#31667 closed Cleanup/optimization (fixed)
Avoid passing NULL to the IN lookup
| Reported by: | Adam Johnson | Owned by: | Adam Johnson | 
|---|---|---|---|
| Component: | Database layer (models, ORM) | Version: | dev | 
| Severity: | Normal | Keywords: | |
| Cc: | Triage Stage: | Accepted | |
| Has patch: | yes | Needs documentation: | no | 
| Needs tests: | no | Patch needs improvement: | no | 
| Easy pickings: | no | UI/UX: | no | 
Description
Currently prefetch_related on a FK passes the NULL through to the database for e.g. author_id IN (NULL, 2). Passing NULL is always unnecessary, since it's not allowed in FK's. There's a small risk from passing NULL that it could lead to incorrect with complex prefetch querysets using PK refs because of NULL's weirdness in SQL.
For example with these models:
from django.db import models
class Author(models.Model):
    pass
class Book(models.Model):
    author = models.ForeignKey(Author, null=True, on_delete=models.DO_NOTHING)
Prefetching authors on Books, when at least one Book has author=None, uses IN (..., NULL, ...) in the query:
In [1]: from example.core.models import Author, Book
In [2]: a1 = Author.objects.create()
In [3]: Book.objects.create(author=a1)
Out[3]: <Book: Book object (3)>
In [4]: Book.objects.create(author=None)
Out[4]: <Book: Book object (4)>
In [5]: Book.objects.prefetch_related('author')
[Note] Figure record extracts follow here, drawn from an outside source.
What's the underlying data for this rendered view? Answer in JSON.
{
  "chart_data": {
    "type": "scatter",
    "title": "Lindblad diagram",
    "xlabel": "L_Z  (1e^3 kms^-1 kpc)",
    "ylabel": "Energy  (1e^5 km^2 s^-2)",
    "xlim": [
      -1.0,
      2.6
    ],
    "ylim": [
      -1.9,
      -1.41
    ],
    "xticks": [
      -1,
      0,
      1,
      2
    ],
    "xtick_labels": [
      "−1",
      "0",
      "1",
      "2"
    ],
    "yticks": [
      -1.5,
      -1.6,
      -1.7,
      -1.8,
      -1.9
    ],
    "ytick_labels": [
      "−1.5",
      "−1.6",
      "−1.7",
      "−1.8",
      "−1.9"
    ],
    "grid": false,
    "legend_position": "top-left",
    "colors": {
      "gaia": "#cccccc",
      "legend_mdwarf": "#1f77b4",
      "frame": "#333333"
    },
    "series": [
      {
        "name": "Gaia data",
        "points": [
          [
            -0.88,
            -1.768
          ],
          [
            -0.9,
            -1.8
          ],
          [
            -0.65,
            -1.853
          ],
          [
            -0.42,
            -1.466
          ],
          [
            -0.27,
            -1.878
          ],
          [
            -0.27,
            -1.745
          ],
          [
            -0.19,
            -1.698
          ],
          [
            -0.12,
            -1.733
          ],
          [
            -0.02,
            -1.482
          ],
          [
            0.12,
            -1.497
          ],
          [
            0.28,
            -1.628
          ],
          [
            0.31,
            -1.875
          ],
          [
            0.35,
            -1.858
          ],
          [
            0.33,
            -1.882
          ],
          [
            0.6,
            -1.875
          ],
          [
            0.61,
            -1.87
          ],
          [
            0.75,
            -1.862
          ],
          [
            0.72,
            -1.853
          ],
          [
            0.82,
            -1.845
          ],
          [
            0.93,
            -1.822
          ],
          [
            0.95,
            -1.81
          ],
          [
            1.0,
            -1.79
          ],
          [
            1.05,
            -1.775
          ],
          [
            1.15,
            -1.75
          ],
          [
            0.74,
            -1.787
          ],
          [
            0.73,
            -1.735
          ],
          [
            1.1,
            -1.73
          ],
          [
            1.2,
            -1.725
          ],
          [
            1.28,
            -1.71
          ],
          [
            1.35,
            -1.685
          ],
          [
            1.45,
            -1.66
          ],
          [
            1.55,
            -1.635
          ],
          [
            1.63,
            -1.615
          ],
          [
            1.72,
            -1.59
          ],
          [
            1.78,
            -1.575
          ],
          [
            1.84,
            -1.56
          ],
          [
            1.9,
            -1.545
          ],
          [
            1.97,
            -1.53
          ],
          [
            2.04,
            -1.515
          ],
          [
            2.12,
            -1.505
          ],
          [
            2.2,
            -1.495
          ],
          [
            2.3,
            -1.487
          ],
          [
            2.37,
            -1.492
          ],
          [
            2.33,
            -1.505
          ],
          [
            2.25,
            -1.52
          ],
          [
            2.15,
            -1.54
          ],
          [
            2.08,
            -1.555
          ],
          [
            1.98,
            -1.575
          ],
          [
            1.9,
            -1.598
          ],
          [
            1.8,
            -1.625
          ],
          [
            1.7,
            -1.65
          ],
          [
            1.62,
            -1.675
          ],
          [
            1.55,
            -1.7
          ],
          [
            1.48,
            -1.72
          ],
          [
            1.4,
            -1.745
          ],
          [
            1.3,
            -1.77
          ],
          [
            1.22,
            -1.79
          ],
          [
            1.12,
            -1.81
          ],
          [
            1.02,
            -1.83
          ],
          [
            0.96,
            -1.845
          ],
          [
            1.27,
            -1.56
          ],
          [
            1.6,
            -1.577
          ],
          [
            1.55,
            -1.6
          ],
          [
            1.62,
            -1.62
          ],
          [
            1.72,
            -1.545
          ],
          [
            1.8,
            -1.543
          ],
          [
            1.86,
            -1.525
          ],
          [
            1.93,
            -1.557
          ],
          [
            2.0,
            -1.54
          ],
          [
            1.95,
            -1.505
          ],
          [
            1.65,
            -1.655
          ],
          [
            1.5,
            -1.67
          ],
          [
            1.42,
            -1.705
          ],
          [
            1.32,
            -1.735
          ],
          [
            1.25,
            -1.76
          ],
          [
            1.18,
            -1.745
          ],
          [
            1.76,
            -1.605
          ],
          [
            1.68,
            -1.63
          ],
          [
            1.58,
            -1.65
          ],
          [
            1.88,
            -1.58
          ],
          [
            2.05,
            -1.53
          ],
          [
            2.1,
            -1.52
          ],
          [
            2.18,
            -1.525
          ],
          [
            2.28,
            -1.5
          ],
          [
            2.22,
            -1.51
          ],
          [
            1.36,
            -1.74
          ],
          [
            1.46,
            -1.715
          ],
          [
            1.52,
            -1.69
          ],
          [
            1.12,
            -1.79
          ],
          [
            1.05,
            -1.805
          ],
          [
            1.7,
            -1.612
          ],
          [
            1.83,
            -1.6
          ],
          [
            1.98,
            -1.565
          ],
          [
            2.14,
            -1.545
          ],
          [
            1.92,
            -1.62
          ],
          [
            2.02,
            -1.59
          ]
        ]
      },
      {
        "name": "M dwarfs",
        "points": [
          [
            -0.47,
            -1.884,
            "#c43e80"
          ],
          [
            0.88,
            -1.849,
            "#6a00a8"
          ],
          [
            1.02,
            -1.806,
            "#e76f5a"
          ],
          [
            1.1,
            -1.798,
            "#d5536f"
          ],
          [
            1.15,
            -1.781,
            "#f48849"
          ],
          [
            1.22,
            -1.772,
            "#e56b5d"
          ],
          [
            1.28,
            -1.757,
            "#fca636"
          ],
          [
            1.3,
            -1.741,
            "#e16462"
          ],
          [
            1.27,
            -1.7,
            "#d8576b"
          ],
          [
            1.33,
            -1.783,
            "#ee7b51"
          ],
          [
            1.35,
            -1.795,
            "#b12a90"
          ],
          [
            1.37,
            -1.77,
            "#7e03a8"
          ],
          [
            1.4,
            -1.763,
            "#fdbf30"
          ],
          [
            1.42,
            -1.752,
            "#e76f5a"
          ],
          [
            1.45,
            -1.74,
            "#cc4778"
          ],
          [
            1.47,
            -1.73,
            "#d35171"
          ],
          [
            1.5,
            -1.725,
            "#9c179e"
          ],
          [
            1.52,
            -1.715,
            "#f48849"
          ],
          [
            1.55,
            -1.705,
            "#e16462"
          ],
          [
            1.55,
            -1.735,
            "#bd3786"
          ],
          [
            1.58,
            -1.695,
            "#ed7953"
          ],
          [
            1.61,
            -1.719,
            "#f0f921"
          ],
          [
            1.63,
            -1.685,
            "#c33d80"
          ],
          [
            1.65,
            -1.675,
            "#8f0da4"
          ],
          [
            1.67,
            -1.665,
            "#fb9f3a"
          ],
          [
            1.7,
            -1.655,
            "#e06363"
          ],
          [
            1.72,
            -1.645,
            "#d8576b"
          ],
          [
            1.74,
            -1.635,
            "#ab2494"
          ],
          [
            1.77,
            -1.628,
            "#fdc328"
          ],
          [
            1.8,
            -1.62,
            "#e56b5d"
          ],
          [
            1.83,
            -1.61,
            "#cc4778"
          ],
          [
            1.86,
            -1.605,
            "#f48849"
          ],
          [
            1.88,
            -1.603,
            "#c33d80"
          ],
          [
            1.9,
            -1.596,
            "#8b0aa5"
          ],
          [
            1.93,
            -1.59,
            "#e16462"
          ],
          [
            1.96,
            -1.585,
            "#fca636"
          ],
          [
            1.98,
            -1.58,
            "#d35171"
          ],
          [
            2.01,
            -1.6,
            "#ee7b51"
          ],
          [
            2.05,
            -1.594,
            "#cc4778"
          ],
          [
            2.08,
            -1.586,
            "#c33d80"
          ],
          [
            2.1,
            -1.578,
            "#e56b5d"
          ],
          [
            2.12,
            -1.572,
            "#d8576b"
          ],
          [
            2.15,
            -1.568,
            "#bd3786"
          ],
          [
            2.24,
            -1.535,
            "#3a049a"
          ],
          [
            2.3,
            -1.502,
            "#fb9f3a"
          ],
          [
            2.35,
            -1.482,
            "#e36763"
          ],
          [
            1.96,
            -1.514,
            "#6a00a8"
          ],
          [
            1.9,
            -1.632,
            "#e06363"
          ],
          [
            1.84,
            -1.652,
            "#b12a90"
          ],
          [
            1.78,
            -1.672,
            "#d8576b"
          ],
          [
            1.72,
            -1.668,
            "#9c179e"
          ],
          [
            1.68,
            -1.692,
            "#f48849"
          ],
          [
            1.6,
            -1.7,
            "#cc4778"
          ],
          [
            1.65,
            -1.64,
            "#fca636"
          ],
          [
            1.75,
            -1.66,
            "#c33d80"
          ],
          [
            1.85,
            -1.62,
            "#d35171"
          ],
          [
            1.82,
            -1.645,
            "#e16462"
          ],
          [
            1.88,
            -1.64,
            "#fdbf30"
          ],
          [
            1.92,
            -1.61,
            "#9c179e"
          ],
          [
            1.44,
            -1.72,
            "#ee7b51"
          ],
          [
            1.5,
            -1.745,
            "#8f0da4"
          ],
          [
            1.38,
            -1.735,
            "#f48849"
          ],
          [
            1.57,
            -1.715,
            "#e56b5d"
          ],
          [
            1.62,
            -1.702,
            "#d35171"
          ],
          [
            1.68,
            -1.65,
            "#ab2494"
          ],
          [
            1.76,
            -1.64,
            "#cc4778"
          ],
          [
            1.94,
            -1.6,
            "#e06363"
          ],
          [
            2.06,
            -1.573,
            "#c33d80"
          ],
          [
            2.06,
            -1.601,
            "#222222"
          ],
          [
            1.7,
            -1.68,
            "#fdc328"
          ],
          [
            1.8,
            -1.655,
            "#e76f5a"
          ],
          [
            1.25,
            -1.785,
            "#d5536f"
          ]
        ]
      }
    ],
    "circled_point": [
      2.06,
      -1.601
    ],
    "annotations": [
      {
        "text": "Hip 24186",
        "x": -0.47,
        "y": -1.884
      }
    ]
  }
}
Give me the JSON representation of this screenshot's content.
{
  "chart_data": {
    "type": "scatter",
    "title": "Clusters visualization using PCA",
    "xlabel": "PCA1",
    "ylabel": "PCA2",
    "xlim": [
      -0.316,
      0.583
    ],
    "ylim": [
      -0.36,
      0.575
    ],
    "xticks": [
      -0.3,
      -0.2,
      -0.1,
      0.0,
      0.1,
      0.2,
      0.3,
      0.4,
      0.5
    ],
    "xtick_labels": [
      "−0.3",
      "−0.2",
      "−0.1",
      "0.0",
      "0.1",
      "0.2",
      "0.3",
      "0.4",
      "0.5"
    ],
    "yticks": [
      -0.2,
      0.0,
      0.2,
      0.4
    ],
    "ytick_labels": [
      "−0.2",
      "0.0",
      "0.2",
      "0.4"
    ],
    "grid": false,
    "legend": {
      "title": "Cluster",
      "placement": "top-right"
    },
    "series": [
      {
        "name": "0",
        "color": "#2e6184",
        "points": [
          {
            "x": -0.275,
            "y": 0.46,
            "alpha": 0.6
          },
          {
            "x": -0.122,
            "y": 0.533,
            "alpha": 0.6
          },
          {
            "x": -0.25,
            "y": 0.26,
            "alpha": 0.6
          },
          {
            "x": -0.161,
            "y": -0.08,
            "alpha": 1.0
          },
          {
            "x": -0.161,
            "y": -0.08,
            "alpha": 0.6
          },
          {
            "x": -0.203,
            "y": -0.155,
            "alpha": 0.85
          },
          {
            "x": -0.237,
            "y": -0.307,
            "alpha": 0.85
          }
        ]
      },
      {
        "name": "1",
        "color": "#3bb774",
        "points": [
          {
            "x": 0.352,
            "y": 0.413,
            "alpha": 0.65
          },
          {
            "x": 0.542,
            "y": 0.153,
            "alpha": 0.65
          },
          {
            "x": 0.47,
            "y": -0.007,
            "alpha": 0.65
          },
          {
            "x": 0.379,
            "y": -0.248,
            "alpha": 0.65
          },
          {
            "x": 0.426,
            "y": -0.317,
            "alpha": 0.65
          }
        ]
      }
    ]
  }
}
Out[5]: <QuerySet [<Book: Book object (3)>, <Book: Book object (4)>]>
In [6]: from django.db import connection
In [7]: connection.queries
Out[7]:
[{'sql': 'INSERT INTO "core_author" ("id") VALUES (NULL)', 'time': '0.001'},
 {'sql': 'INSERT INTO "core_book" ("author_id") VALUES (2)', 'time': '0.001'},
 {'sql': 'INSERT INTO "core_book" ("author_id") VALUES (NULL)',
  'time': '0.001'},
 {'sql': 'SELECT "core_book"."id", "core_book"."author_id" FROM "core_book" LIMIT 21',
  'time': '0.000'},
 {'sql': 'SELECT "core_author"."id" FROM "core_author" WHERE "core_author"."id" IN (NULL, 2)',
  'time': '0.000'}]
Maybe this could generally be extended to use of __in with non-nullable fields?
Change History (10)
comment:1 by , 5 years ago
| Triage Stage: | Unreviewed → Accepted | 
|---|
comment:4 by , 5 years ago
| Summary: | Avoid passing NULL to prefetch_related() queries → Avoid passing NULL to the IN lookup | 
|---|
comment:7 by , 5 years ago
As Adam Sołtysik pointed out in #20024.this change also introduced an inconsistency 
Foo.objects.filter(bar__in=list(Bar.objects.values_list('nullable_field', flat=True)))
Won't match
Foo.objects.filter(bar__in=Bar.objects.values_list('nullable_field', flat=True))
If any NULL values are returned.
We should make sure that a complete corrective for #20024 lands in 3.2 otherwise 5776a1660e54a95159164414829738b665c89916 should be reverted.
comment:8 by , 5 years ago
There is also an inconsistency between In and RelatedIn lookups. The latter seems to be working consistenly with this change (details in #20024).
Since
INtranslates toOR =for each elements andNULL != NULLI assume it could be done at the__inlookup level even for non-nullable fields.